Being on the verge of finally completing Final Fantasy for NES, in the midst of Final Fantasy VII for Playstation, and having just finished Mass Effect 3 for PC, I've been thinking recently about how RPGs have developed over time. Having played RPGs from pretty much every gaming generation, I can safely and adamantly claim that (in my opinion) old RPGs are by far the best. Don't get me wrong, I LOVE the exploration involved in Fallout: New Vegas and Mass Effect 2 (yeah, Mass Effect 3, too, but it wasn't nearly as good), but older RPGs are just more...I don't know. They just feel better to me. Those in the middle - 5th and 6th generation RPGs - are sort of in that middle area. Don't get me wrong, I love them and all (who WOULDN'T love Final Fantasy VII?), but they don't quite have that special "something" that old RPGs have and haven't quite developed the epic depth of new RPGs.
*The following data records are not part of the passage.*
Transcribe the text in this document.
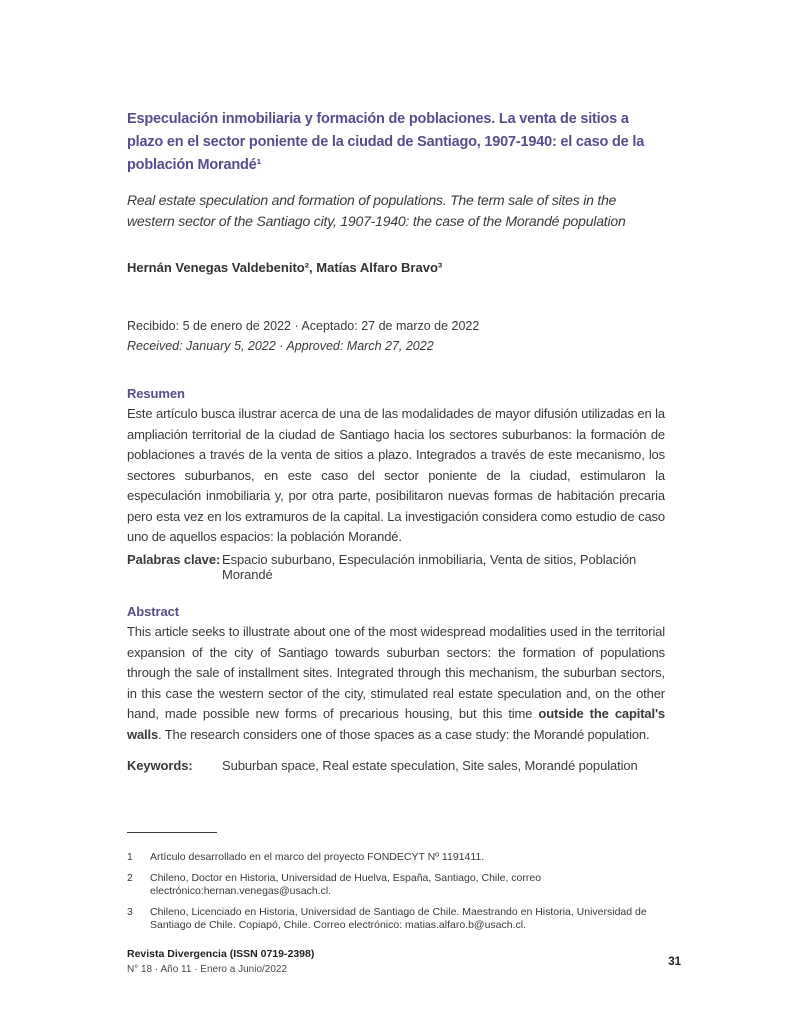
Especulación inmobiliaria y formación de poblaciones. La venta de sitios a plazo en el sector poniente de la ciudad de Santiago, 1907-1940: el caso de la población Morandé¹
Real estate speculation and formation of populations. The term sale of sites in the western sector of the Santiago city, 1907-1940: the case of the Morandé population
Hernán Venegas Valdebenito², Matías Alfaro Bravo³
Recibido: 5 de enero de 2022 · Aceptado: 27 de marzo de 2022
Received: January 5, 2022 · Approved: March 27, 2022
Resumen
Este artículo busca ilustrar acerca de una de las modalidades de mayor difusión utilizadas en la ampliación territorial de la ciudad de Santiago hacia los sectores suburbanos: la formación de poblaciones a través de la venta de sitios a plazo. Integrados a través de este mecanismo, los sectores suburbanos, en este caso del sector poniente de la ciudad, estimularon la especulación inmobiliaria y, por otra parte, posibilitaron nuevas formas de habitación precaria pero esta vez en los extramuros de la capital. La investigación considera como estudio de caso uno de aquellos espacios: la población Morandé.
Palabras clave: Espacio suburbano, Especulación inmobiliaria, Venta de sitios, Población Morandé
Abstract
This article seeks to illustrate about one of the most widespread modalities used in the territorial expansion of the city of Santiago towards suburban sectors: the formation of populations through the sale of installment sites. Integrated through this mechanism, the suburban sectors, in this case the western sector of the city, stimulated real estate speculation and, on the other hand, made possible new forms of precarious housing, but this time outside the capital's walls. The research considers one of those spaces as a case study: the Morandé population.
Keywords:	Suburban space, Real estate speculation, Site sales, Morandé population
1	Artículo desarrollado en el marco del proyecto FONDECYT Nº 1191411.
2	Chileno, Doctor en Historia, Universidad de Huelva, España, Santiago, Chile, correo electrónico:hernan.venegas@usach.cl.
3	Chileno, Licenciado en Historia, Universidad de Santiago de Chile. Maestrando en Historia, Universidad de Santiago de Chile. Copiapó, Chile. Correo electrónico: matias.alfaro.b@usach.cl.
Revista Divergencia (ISSN 0719-2398)
N° 18 · Año 11 · Enero a Junio/2022
31
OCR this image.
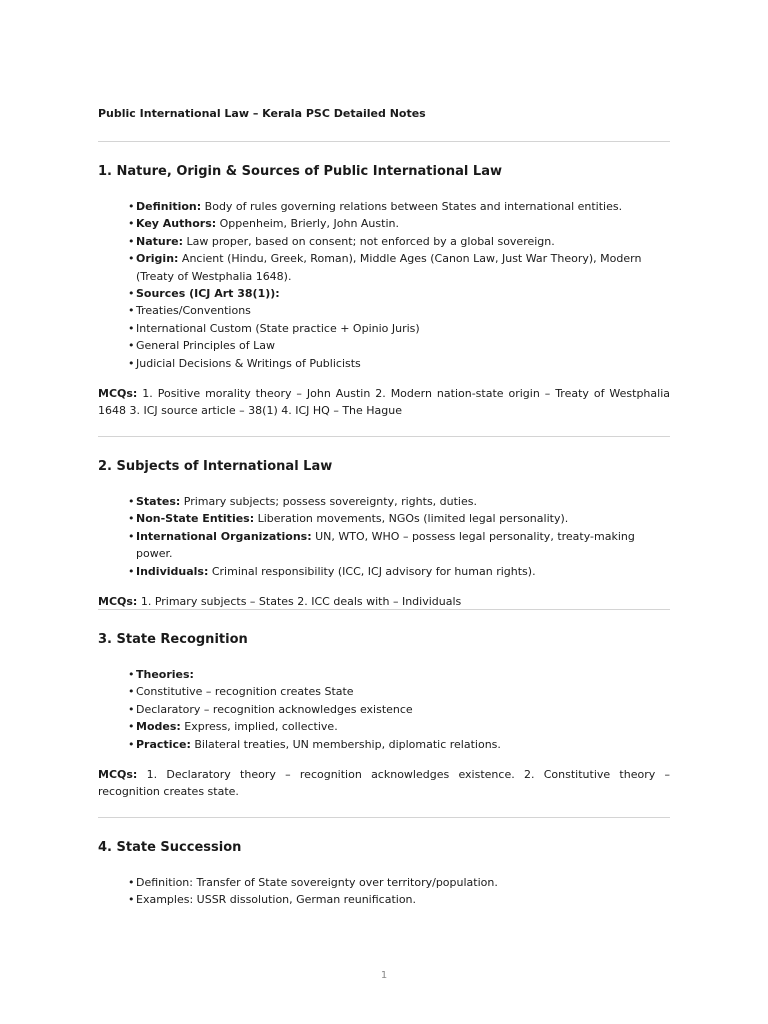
Public International Law – Kerala PSC Detailed Notes
1. Nature, Origin & Sources of Public International Law
• Definition: Body of rules governing relations between States and international entities.
• Key Authors: Oppenheim, Brierly, John Austin.
• Nature: Law proper, based on consent; not enforced by a global sovereign.
• Origin: Ancient (Hindu, Greek, Roman), Middle Ages (Canon Law, Just War Theory), Modern (Treaty of Westphalia 1648).
• Sources (ICJ Art 38(1)):
• Treaties/Conventions
• International Custom (State practice + Opinio Juris)
• General Principles of Law
• Judicial Decisions & Writings of Publicists

MCQs: 1. Positive morality theory – John Austin 2. Modern nation-state origin – Treaty of Westphalia 1648 3. ICJ source article – 38(1) 4. ICJ HQ – The Hague

2. Subjects of International Law
• States: Primary subjects; possess sovereignty, rights, duties.
• Non-State Entities: Liberation movements, NGOs (limited legal personality).
• International Organizations: UN, WTO, WHO – possess legal personality, treaty-making power.
• Individuals: Criminal responsibility (ICC, ICJ advisory for human rights).

MCQs: 1. Primary subjects – States 2. ICC deals with – Individuals

3. State Recognition
• Theories:
• Constitutive – recognition creates State
• Declaratory – recognition acknowledges existence
• Modes: Express, implied, collective.
• Practice: Bilateral treaties, UN membership, diplomatic relations.

MCQs: 1. Declaratory theory – recognition acknowledges existence. 2. Constitutive theory – recognition creates state.

4. State Succession
• Definition: Transfer of State sovereignty over territory/population.
• Examples: USSR dissolution, German reunification.
1
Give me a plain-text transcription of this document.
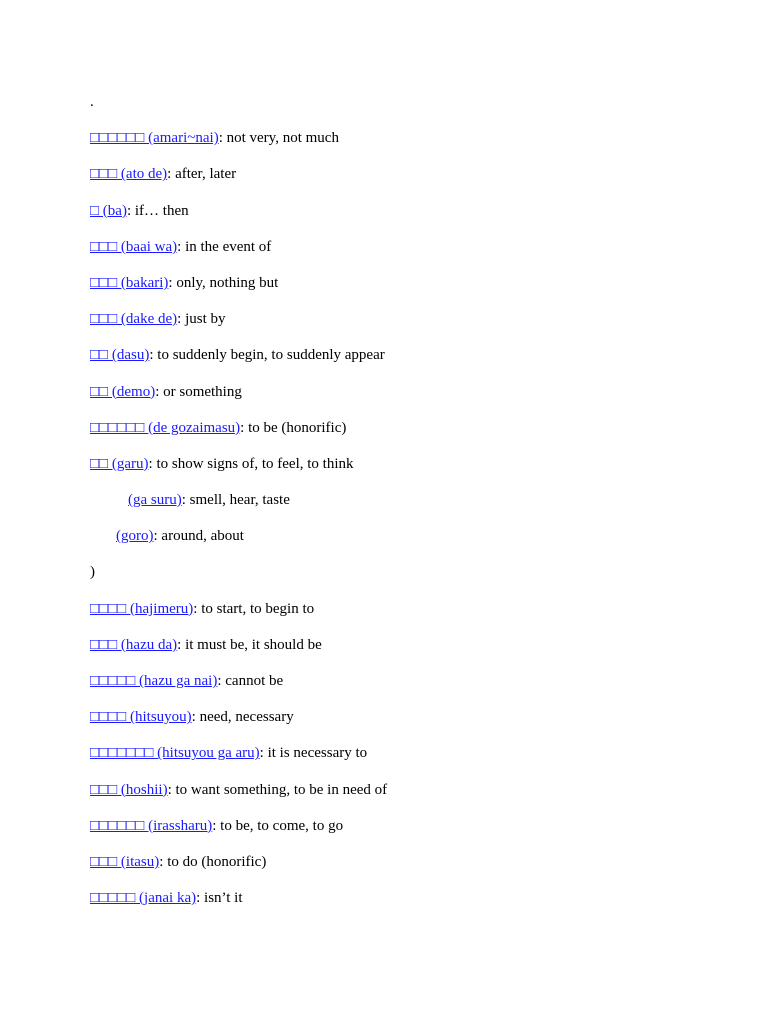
.
□□□□□□ (amari~nai): not very, not much
□□□ (ato de): after, later
□ (ba): if… then
□□□ (baai wa): in the event of
□□□ (bakari): only, nothing but
□□□ (dake de): just by
□□ (dasu): to suddenly begin, to suddenly appear
□□ (demo): or something
□□□□□□ (de gozaimasu): to be (honorific)
□□ (garu): to show signs of, to feel, to think
(ga suru): smell, hear, taste
(goro): around, about
)
□□□□ (hajimeru): to start, to begin to
□□□ (hazu da): it must be, it should be
□□□□□ (hazu ga nai): cannot be
□□□□ (hitsuyou): need, necessary
□□□□□□□ (hitsuyou ga aru): it is necessary to
□□□ (hoshii): to want something, to be in need of
□□□□□□ (irassharu): to be, to come, to go
□□□ (itasu): to do (honorific)
□□□□□ (janai ka): isn’t it
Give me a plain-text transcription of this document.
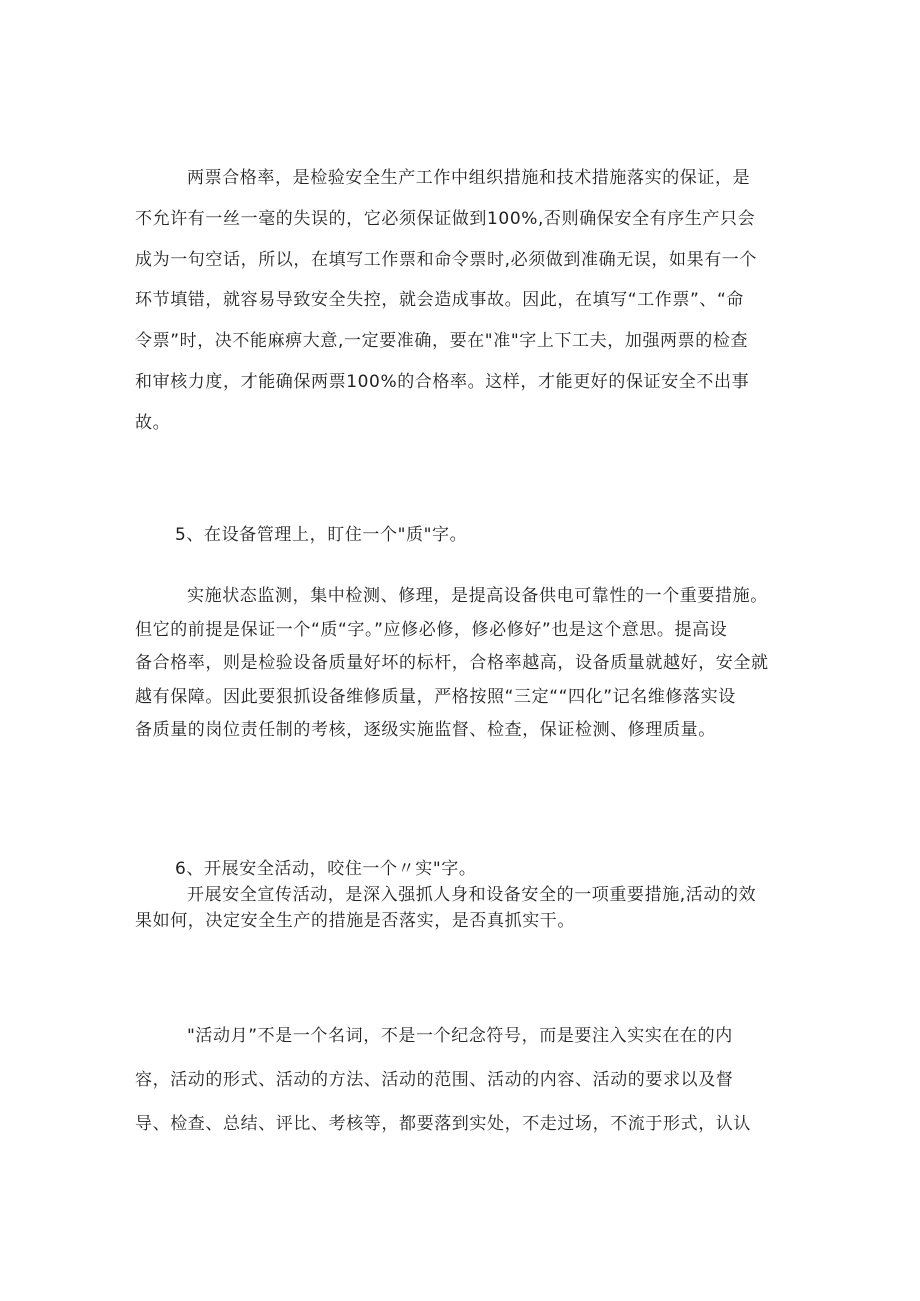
两票合格率，是检验安全生产工作中组织措施和技术措施落实的保证，是
不允许有一丝一毫的失误的，它必须保证做到100%,否则确保安全有序生产只会
成为一句空话，所以，在填写工作票和命令票时,必须做到准确无误，如果有一个
环节填错，就容易导致安全失控，就会造成事故。因此，在填写“工作票”、“命
令票”时，决不能麻痹大意,一定要准确，要在"准"字上下工夫，加强两票的检查
和审核力度，才能确保两票100%的合格率。这样，才能更好的保证安全不出事
故。

5、在设备管理上，盯住一个"质"字。

实施状态监测，集中检测、修理，是提高设备供电可靠性的一个重要措施。
但它的前提是保证一个“质“字。”应修必修，修必修好”也是这个意思。提高设
备合格率，则是检验设备质量好坏的标杆，合格率越高，设备质量就越好，安全就
越有保障。因此要狠抓设备维修质量，严格按照“三定““四化”记名维修落实设
备质量的岗位责任制的考核，逐级实施监督、检查，保证检测、修理质量。

6、开展安全活动，咬住一个〃实"字。
开展安全宣传活动，是深入强抓人身和设备安全的一项重要措施,活动的效
果如何，决定安全生产的措施是否落实，是否真抓实干。

"活动月”不是一个名词，不是一个纪念符号，而是要注入实实在在的内
容，活动的形式、活动的方法、活动的范围、活动的内容、活动的要求以及督
导、检查、总结、评比、考核等，都要落到实处，不走过场，不流于形式，认认
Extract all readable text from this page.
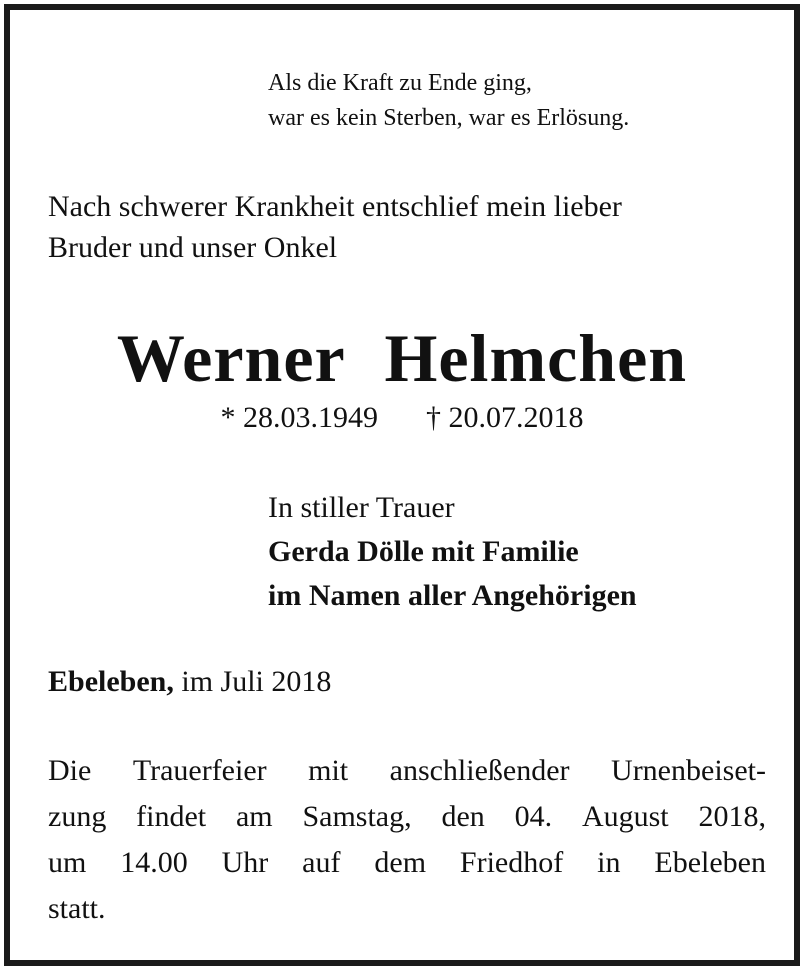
Als die Kraft zu Ende ging,
war es kein Sterben, war es Erlösung.
Nach schwerer Krankheit entschlief mein lieber
Bruder und unser Onkel
Werner Helmchen
* 28.03.1949 † 20.07.2018
In stiller Trauer
Gerda Dölle mit Familie
im Namen aller Angehörigen
Ebeleben, im Juli 2018
Die Trauerfeier mit anschließender Urnenbeiset-
zung findet am Samstag, den 04. August 2018,
um 14.00 Uhr auf dem Friedhof in Ebeleben
statt.
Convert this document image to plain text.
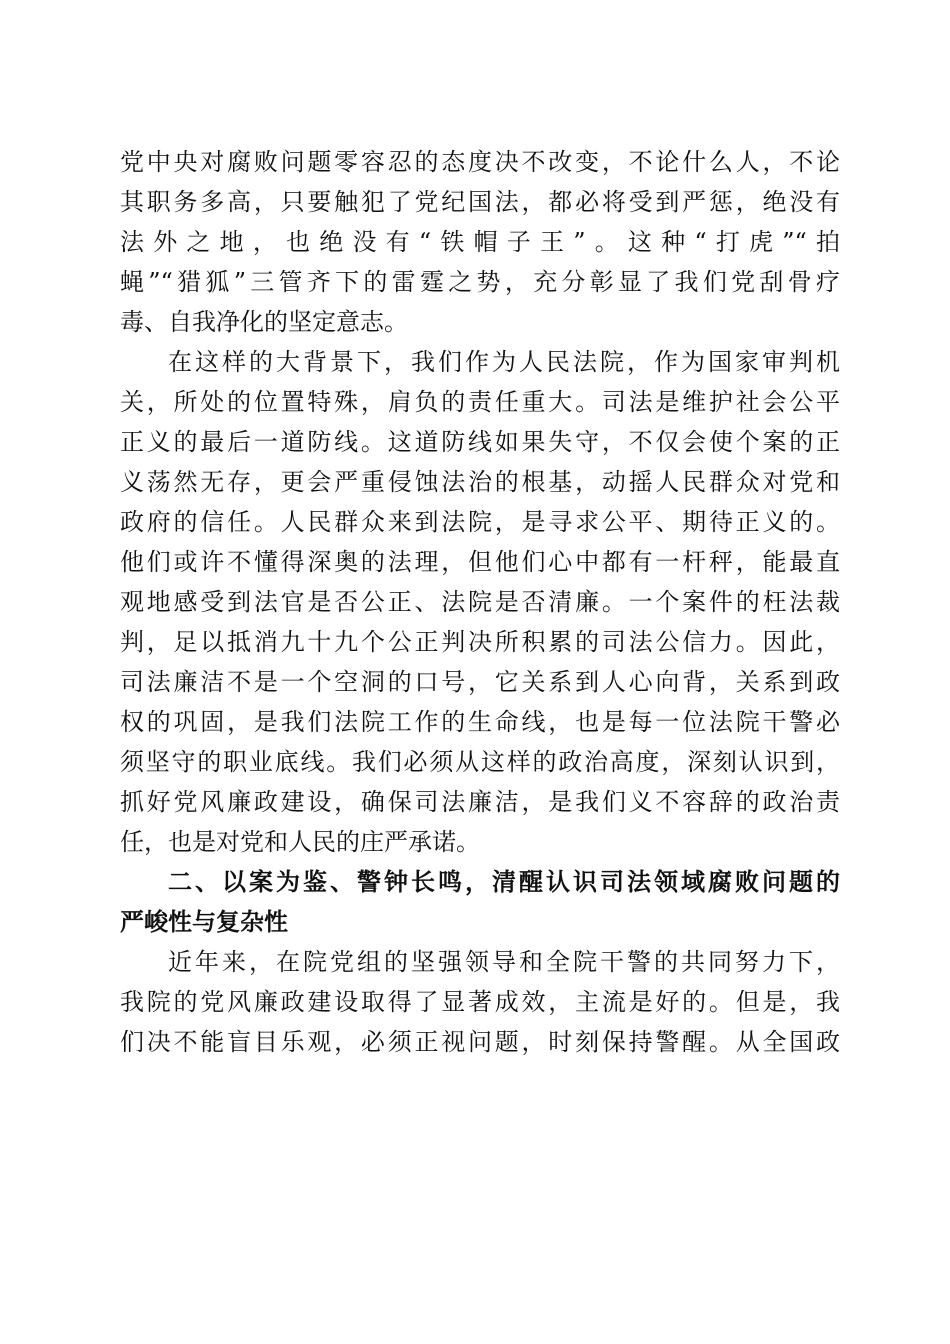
党中央对腐败问题零容忍的态度决不改变，不论什么人，不论
其职务多高，只要触犯了党纪国法，都必将受到严惩，绝没有
法外之地，也绝没有“铁帽子王”。这种“打虎”“拍
蝇”“猎狐”三管齐下的雷霆之势，充分彰显了我们党刮骨疗
毒、自我净化的坚定意志。
在这样的大背景下，我们作为人民法院，作为国家审判机
关，所处的位置特殊，肩负的责任重大。司法是维护社会公平
正义的最后一道防线。这道防线如果失守，不仅会使个案的正
义荡然无存，更会严重侵蚀法治的根基，动摇人民群众对党和
政府的信任。人民群众来到法院，是寻求公平、期待正义的。
他们或许不懂得深奥的法理，但他们心中都有一杆秤，能最直
观地感受到法官是否公正、法院是否清廉。一个案件的枉法裁
判，足以抵消九十九个公正判决所积累的司法公信力。因此，
司法廉洁不是一个空洞的口号，它关系到人心向背，关系到政
权的巩固，是我们法院工作的生命线，也是每一位法院干警必
须坚守的职业底线。我们必须从这样的政治高度，深刻认识到，
抓好党风廉政建设，确保司法廉洁，是我们义不容辞的政治责
任，也是对党和人民的庄严承诺。
二、以案为鉴、警钟长鸣，清醒认识司法领域腐败问题的
严峻性与复杂性
近年来，在院党组的坚强领导和全院干警的共同努力下，
我院的党风廉政建设取得了显著成效，主流是好的。但是，我
们决不能盲目乐观，必须正视问题，时刻保持警醒。从全国政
I insist that this is one of the greatest RPGs of all time. It made my Master System great in a way that I never expected. What makes Phantasy Star stand out from the other greats of the 3rd generation like Final Fantasy and Dragon Warrior was the way they did dungeons.
Each dungeon in Phantasy Star was a first person labyrinth like that. For an 8-bit cartridge that could only hold about half of one megabyte, it's incredible, and it gave the dungeons a depth that you really didn't see until the 3D polygon graphic style of the Nintendo 64 and Playstation. This game, more so than any other that I've ever played, truly showed off how much stronger the Master System's hardware was than that of the NES. Let's not forget about the giant of that generation that kicked off a series that is still alive and well over a quarter century later.
Final Fantasy - the quintessential fantasy RPG series. It has seen no rival in popularity, and for good reason. This game threw you into a world about which you knew almost nothing and gave you nothing. You had to search and work for every clue as to what to do next and where to go. I'll admit it up front; I couldn't do it without a strategy guide. At the time that I'm writing this, I'm still stuck on the last dungeon. Square really got it right with this game. There are a lot of bugs in it that showed how desperate the company was at the time, but when push came to shove for Square financially, they shoved back with a force not seen again until the Wii turned around Nintendo's bad luck streak with consoles.
But let's get back to the real topic of this - retro RPGs as a lost art. I can't put my finger on what it is that made them so much better to me. Maybe it's because they were so much more brutally difficult than most RPGs today. They had to be; with such limited cartridge capacity, the only way to make a game last long enough to be worth the $50 you paid for it was to make it brutally difficult, hence the slang difficulty description "Nintendo hard." But is that really it? Perhaps is that they left so much up to the imagination. They only had 8-bit graphics, so you really had to imagine the details of each character and enemy. What voice capabilities were there were extremely limited and poor quality, so you had to imagine what dialogue would sound like. Perhaps it's that, because of that limited cartridge size, developers didn't flesh out a story as much as modern games do, again leaving it up to the imagination. Or maybe I'm just being nostalgic.
Don't get me wrong; modern RPGs deliver a story in a way more beautifully crafted and executed than most movies can. They give you a way to be whoever you want whenever you want in beautiful HD detail. I'm sure that there is no small group who would disagree with just about everything I've said, but I really do feel that retro RPGs had a certain magic that newer games have lost.